The slight slowdown in the Turkish economy has reflected on the country’s ever-growing current account deficit, according to Central Bank figures released yesterday.
The gap stood at $4 billion in August, the smallest since October last year, and way below from $5.3 billion a month earlier.
Still, compared with the $3.1 billion in August a year earlier, the nation’s balance of payments kept growing worse despite a slowdown.
The 12-month cumulative current account deficit increased to $75.1 billion in August from nearly $74.2 in July.
The gap was up 102.4 percent year-on-year in the first eight months of 2011, reaching $54.2 billion, basically due to the country’s large trade gap, the Central Bank said yesterday.
“The government has even taken precautions to slow down economic activity to lower the current account deficit,” Science, Industry and Technology Minister Nihat Ergün said Oct. 10.
Improvement is also related to an improvement in the trade gap, according to Akbank Economic Research.

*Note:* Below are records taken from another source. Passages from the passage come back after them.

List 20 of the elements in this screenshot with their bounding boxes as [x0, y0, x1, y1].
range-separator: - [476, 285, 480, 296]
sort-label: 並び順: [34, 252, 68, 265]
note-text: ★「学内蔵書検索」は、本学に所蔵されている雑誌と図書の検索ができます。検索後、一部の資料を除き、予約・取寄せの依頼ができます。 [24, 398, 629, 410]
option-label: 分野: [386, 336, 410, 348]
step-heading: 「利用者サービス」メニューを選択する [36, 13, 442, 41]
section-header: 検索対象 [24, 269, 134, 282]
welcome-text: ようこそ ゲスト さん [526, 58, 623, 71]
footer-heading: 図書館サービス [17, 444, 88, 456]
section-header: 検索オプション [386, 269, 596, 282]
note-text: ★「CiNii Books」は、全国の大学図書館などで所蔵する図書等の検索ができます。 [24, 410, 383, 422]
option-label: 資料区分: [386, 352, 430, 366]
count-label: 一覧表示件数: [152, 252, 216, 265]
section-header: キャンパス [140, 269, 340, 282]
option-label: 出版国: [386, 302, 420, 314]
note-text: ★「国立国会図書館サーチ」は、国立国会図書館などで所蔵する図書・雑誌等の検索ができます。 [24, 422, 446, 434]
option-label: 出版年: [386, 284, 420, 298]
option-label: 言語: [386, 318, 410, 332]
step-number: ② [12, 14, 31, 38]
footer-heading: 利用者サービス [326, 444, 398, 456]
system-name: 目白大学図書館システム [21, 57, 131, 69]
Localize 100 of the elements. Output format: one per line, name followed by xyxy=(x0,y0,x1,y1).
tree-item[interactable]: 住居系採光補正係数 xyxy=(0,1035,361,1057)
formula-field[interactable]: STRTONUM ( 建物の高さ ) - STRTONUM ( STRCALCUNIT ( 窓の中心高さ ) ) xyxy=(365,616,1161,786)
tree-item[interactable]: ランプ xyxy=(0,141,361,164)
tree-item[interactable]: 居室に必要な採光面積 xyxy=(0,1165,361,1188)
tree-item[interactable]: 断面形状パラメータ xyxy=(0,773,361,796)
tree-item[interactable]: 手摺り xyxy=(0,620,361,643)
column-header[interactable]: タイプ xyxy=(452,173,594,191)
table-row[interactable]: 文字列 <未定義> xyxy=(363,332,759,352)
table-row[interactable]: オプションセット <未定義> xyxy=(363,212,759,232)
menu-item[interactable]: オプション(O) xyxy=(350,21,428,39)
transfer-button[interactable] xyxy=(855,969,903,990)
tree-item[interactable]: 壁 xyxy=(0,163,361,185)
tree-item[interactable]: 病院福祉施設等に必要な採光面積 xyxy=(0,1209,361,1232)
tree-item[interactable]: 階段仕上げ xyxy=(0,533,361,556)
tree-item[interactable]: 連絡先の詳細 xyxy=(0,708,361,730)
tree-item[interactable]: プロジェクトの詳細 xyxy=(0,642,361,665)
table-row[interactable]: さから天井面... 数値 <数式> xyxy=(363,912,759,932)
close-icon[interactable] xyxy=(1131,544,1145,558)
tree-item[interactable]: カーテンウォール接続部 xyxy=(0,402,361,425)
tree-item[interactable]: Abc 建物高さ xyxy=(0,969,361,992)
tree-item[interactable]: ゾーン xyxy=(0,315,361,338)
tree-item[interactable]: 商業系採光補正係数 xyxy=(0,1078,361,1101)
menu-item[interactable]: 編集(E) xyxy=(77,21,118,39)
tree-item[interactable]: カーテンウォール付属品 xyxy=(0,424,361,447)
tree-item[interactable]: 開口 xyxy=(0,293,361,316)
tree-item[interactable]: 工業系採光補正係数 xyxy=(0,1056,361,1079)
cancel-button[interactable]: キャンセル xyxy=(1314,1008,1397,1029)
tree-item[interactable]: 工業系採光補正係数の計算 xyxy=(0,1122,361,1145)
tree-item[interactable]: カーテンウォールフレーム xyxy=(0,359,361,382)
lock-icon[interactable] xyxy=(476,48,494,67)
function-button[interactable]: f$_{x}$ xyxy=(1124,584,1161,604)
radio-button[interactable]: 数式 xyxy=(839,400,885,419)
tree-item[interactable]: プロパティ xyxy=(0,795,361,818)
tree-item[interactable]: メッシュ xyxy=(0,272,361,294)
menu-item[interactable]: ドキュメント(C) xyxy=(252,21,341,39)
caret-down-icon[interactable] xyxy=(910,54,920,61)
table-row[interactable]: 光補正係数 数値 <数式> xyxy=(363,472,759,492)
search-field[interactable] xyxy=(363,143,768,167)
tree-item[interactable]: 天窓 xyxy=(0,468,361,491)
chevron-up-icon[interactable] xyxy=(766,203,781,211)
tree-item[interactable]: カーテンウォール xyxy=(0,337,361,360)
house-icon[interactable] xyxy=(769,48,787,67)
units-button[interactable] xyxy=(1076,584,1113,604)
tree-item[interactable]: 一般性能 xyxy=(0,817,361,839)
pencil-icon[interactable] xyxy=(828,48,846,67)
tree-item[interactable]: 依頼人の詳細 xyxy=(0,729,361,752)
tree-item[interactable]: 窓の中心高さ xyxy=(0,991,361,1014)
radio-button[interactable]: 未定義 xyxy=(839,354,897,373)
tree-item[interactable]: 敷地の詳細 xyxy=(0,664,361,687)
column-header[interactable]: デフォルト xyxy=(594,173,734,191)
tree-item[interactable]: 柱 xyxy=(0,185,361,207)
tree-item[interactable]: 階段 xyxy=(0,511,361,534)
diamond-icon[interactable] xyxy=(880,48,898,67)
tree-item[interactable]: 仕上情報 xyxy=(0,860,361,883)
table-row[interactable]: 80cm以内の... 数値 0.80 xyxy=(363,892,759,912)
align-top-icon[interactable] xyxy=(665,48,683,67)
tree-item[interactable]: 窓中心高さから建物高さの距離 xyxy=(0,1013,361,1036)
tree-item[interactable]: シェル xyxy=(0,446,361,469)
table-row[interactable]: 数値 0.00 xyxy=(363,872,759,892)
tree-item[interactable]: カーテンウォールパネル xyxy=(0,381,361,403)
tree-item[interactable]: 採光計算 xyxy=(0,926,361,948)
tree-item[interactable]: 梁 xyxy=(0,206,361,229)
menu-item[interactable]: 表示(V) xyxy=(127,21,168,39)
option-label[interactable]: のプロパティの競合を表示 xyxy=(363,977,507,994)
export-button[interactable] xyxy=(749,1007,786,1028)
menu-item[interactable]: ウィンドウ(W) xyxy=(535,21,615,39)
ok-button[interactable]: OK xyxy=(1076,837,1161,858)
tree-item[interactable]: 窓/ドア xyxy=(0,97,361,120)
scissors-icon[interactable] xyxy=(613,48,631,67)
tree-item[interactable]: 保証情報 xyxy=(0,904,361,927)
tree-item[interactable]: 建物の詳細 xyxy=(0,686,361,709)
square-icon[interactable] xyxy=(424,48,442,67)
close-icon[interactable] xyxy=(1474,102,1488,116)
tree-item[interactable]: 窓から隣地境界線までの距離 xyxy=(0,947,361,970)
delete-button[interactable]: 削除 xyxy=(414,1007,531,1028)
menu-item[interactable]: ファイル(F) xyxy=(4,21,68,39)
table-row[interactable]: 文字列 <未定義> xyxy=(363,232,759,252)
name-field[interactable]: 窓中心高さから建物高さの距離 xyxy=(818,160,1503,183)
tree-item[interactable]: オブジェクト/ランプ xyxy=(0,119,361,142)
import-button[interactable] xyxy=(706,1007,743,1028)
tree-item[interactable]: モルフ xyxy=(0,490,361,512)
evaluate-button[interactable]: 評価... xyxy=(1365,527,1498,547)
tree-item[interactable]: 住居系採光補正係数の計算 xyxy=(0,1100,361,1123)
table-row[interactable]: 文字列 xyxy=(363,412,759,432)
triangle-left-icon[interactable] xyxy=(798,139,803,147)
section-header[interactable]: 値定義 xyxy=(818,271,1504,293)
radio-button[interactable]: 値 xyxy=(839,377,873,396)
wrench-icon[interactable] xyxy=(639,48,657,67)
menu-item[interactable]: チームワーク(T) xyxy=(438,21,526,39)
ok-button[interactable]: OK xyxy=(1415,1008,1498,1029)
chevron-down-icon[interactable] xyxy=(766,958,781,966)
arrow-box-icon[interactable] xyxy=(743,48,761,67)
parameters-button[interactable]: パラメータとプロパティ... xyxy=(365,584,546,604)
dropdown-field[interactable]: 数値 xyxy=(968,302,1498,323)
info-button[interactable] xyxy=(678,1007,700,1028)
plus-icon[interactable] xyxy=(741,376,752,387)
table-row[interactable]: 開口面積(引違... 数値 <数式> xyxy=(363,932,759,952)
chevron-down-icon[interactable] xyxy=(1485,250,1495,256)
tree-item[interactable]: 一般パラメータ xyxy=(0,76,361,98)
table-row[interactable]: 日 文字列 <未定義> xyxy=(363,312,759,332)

The current account gap will end this year at between 9 and 10 percent of the gross domestic product, according to Central Bank Gov. Erdem Başçı.
Turkey’s Statistical Institute (TÜİK) data showed a day earlier that the country’s industrial output grew by 3.8 percent in August, compared to the same month last year, marking a slowdown and the lowest rate for 2011.
“The adjustment of the current account deficit has started, but from a high base, said TEB, the Turkish lender, in a statement to investors.
Non-energy current account deficit is set to contract in the coming months, most notably in November and December, it said.
“Monthly current-account deficit numbers have been moderating noticeably and are likely to continue doing so in the coming months,” Tevfik Aksoy, chief economist for the region at Morgan Stanley in London, said yesterday in e-mailed comments. “We expect the 12-month rolling deficit to commence a decline in November as base effects kick in.”